Content area
Abstract
On October 5, 2015, the OECD released its final reports under the base erosion and profit shifting (BEPS) project, which were presented to the G20 finance ministers on October 8 2015. BEPS Action 6 identifies tax treaty abuse and, in particular, treaty shopping, as one of the most significant sources of BEPS concerns. Pritin Kumar, Vishal Palwe and Heta Jhaveri of Deloitte provide an update on action to counter treaty abuse, from an Indian perspective. Over the past few years, the Indian government has been working to tighten the rules in the Indian tax law for granting tax treaty benefits. The government has introduced a requirement for non-residents to furnish a tax residency certificate, along with a self-declaration confirming certain basic information, as a minimum threshold to claim tax treaty benefits. The roll-out of the proposals in the final report under BEPS Action 6 coincides with India's efforts to curb tax treaty shopping.
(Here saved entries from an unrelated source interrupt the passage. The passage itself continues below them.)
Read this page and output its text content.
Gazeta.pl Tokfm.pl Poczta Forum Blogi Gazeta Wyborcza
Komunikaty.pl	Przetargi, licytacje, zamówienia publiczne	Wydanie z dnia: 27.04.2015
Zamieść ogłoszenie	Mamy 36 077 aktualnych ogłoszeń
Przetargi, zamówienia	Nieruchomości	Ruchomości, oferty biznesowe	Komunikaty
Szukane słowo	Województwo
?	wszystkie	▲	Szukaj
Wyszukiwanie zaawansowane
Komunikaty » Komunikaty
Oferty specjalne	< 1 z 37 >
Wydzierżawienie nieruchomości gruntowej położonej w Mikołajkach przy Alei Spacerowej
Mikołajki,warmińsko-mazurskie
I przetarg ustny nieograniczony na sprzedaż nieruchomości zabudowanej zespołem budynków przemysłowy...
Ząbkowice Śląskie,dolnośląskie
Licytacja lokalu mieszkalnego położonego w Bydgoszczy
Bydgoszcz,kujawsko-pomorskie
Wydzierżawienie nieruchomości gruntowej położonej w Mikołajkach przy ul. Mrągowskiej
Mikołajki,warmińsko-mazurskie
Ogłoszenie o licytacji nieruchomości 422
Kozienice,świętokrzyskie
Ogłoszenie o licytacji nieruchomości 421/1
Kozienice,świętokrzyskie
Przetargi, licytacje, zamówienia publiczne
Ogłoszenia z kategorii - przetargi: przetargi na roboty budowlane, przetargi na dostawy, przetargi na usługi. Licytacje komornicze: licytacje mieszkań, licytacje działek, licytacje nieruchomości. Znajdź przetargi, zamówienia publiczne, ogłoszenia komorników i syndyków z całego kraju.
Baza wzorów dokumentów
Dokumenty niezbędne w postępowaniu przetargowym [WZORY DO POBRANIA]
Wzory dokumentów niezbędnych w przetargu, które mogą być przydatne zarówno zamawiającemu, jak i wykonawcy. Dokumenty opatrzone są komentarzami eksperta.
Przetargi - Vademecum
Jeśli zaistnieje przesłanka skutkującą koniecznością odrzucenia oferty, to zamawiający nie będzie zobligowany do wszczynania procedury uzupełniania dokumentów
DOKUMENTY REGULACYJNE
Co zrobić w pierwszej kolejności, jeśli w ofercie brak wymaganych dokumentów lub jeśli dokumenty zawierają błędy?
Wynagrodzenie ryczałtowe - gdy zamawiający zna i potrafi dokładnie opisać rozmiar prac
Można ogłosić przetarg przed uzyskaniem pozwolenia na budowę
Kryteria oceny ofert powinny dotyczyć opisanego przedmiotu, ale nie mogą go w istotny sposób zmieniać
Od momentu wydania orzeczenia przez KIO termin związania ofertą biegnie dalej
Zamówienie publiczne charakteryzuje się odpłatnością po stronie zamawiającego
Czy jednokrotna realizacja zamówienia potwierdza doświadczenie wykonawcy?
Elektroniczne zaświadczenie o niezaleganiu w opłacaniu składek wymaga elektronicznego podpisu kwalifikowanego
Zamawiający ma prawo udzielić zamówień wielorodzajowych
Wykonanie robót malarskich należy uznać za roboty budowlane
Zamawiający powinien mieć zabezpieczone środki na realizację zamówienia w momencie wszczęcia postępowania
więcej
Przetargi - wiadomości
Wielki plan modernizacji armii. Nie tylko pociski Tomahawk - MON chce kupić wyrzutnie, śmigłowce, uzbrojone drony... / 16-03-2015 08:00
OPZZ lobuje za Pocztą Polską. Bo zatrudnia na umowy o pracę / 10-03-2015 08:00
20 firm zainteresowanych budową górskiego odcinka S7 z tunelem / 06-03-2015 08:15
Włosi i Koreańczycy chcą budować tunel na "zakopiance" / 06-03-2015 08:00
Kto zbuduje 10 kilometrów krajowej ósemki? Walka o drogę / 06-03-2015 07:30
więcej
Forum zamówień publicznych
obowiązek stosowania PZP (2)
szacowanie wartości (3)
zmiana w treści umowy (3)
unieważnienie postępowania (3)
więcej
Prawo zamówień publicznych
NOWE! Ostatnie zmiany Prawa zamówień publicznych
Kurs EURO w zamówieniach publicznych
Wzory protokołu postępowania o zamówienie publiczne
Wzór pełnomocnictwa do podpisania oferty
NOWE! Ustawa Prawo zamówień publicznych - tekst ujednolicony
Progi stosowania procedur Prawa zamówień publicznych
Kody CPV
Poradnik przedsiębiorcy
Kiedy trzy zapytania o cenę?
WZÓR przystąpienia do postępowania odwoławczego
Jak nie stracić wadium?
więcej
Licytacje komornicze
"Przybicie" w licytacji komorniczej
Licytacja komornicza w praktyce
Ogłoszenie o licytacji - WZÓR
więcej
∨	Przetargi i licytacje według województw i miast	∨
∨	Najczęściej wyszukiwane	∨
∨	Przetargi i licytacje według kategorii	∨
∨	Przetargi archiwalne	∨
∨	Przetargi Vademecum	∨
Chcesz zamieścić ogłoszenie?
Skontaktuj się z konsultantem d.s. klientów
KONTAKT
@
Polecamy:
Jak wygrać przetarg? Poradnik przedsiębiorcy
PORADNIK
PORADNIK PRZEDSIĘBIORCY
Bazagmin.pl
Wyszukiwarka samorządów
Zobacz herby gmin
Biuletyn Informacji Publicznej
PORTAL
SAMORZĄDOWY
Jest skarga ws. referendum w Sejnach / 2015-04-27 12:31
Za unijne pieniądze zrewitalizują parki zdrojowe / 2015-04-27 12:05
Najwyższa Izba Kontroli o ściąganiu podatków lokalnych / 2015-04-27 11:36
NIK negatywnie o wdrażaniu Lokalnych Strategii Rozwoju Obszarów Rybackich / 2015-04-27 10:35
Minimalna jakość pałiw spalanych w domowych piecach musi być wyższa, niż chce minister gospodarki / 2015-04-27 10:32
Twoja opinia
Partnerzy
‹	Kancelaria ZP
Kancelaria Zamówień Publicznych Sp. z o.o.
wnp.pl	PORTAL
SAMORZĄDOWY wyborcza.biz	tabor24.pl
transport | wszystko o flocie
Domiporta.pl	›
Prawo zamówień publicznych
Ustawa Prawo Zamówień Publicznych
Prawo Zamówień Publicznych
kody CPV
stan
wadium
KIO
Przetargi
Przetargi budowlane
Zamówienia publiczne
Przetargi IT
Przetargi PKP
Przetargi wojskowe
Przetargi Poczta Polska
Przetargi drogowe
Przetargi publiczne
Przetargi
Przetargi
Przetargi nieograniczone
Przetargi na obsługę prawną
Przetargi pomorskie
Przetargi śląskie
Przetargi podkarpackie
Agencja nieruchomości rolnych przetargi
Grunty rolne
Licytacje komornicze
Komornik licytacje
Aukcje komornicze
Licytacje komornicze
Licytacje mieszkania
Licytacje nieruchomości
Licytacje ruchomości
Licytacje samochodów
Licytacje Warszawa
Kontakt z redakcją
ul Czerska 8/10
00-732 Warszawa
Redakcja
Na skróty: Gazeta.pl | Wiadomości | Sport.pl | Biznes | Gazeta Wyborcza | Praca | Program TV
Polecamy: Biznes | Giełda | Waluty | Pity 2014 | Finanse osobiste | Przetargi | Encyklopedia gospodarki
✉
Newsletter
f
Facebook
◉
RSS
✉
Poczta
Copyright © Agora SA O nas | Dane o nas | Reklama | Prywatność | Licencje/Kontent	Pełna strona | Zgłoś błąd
India has been including an anti-abuse rule in its recent tax treaties, but incorporating such a provision in older treaties is likely to take time - one case in point has been India's unsuccessful efforts to renegotiate the tax treaty with Mauritius to include a provision that would deny tax treaty benefits to multinational enterprises that set up conduit companies in Mauritius primarily to take advantage of the capital gains exemption available under the treaty.